The accounts themselves are also riddled with pitfalls for anyone hoping to understand the debt burden and thus risk inherent in a company's bonds. Among the many tricks available, Chinese property developers can book perpetual bonds, which pay high rates but have no set maturity date, as equity rather than debt. They can also choose not to disclose debt held by joint ventures so long as they hold a minority stake in the joint venture -- meaning that a three-way joint venture's debt can remain off the balance sheet of all of its partners.
Chinese authorities are evidently sensitive to criticism of their corporations' governance. In 2011, Moody's was handed a $3 million fine by Hong Kong's markets watchdog following the publication of a report entitled "Red Flags for Emerging Market Companies: A Focus on China."
Kaisa, notably, raised seven of Moody's red flags, beating the average of 5.7 red flags raised by the 26 property developers included in the report. The decision to fine Moody's has sparked fears that analysts will be wary of criticizing Chinese debt issuers, making the market even murkier. Moody's is appealing the fine.
Analysts who cover Chinese high yield are quick to point out that investors are largely aware of the risks and accept them in exchange for higher yields. Asian high-yield bonds, excluding Japan, regularly offer yields averaging more than 200 basis points above their U.S. and European counterparts.
Yet, for all their apparent knowledge, investors in Asian high-yield bonds were rattled by Kaisa's woes. Asian high-yield issuance (again, excluding Japan) over the first five months of this year declined to about $7 billion, accounting for just 9% of the total Asian debt issuance of $77 billion. That was down from an average of 29% over the 10 years to 2014, according to CreditSights.

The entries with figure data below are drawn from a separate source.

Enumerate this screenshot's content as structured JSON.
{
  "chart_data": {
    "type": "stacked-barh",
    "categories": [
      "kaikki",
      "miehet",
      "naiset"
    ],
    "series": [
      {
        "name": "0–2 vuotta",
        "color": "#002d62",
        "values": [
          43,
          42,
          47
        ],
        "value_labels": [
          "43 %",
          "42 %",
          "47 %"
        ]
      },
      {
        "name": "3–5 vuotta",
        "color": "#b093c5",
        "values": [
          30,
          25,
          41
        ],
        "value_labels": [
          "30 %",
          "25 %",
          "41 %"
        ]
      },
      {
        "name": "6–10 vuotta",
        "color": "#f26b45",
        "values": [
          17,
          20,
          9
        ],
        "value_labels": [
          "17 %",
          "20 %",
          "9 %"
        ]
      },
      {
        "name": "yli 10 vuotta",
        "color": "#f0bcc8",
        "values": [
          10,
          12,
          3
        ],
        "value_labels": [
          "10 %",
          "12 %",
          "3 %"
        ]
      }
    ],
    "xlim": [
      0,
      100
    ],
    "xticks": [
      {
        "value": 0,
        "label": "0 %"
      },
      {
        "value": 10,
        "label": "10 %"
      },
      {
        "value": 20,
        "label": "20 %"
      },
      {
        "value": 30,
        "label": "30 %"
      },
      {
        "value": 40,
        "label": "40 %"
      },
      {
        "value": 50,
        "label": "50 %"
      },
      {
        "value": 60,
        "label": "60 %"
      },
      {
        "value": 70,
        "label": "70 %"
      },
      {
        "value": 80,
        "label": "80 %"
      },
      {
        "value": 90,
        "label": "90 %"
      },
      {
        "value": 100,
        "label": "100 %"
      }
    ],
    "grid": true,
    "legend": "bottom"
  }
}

The idea that a Kaisa-like event was already priced into the market is also called into question by the immediate reaction to the company's default on its overseas bonds. Spreads between Asian high-yield and U.S. high-yield bonds peaked at 270 basis points in early January as Kaisa hit the headlines, up from as little as 100 basis points in late 2014. At the height of Kaisa's woes Asian corporate dollar bonds paid average yields of about 10%, though that has since dropped to close to 7.8%, according to the Bank of America (BAC) - Get Report Merrill Lynch index.
Any obituary of Chinese high yield would be premature. The rate differential between U.S. and Asian high yield closed to below 140 basis points by the end of April as investors shrugged off Kaisa-fueled nerves, though possibly also because of the sharp decline in supply as new issues fell off a cliff.
There will be more shocks to come after Kaisa. Chinese dollar bonds' unattractive mix of outsized risk and opaqueness make that inevitable. And one day, a company will tumble into bankruptcy, testing offshore bondholders' ability to recoup their investment.
Kaisa's offshore bondholders' decision to reject a takeover has ensured that they are still in the running to be that test case.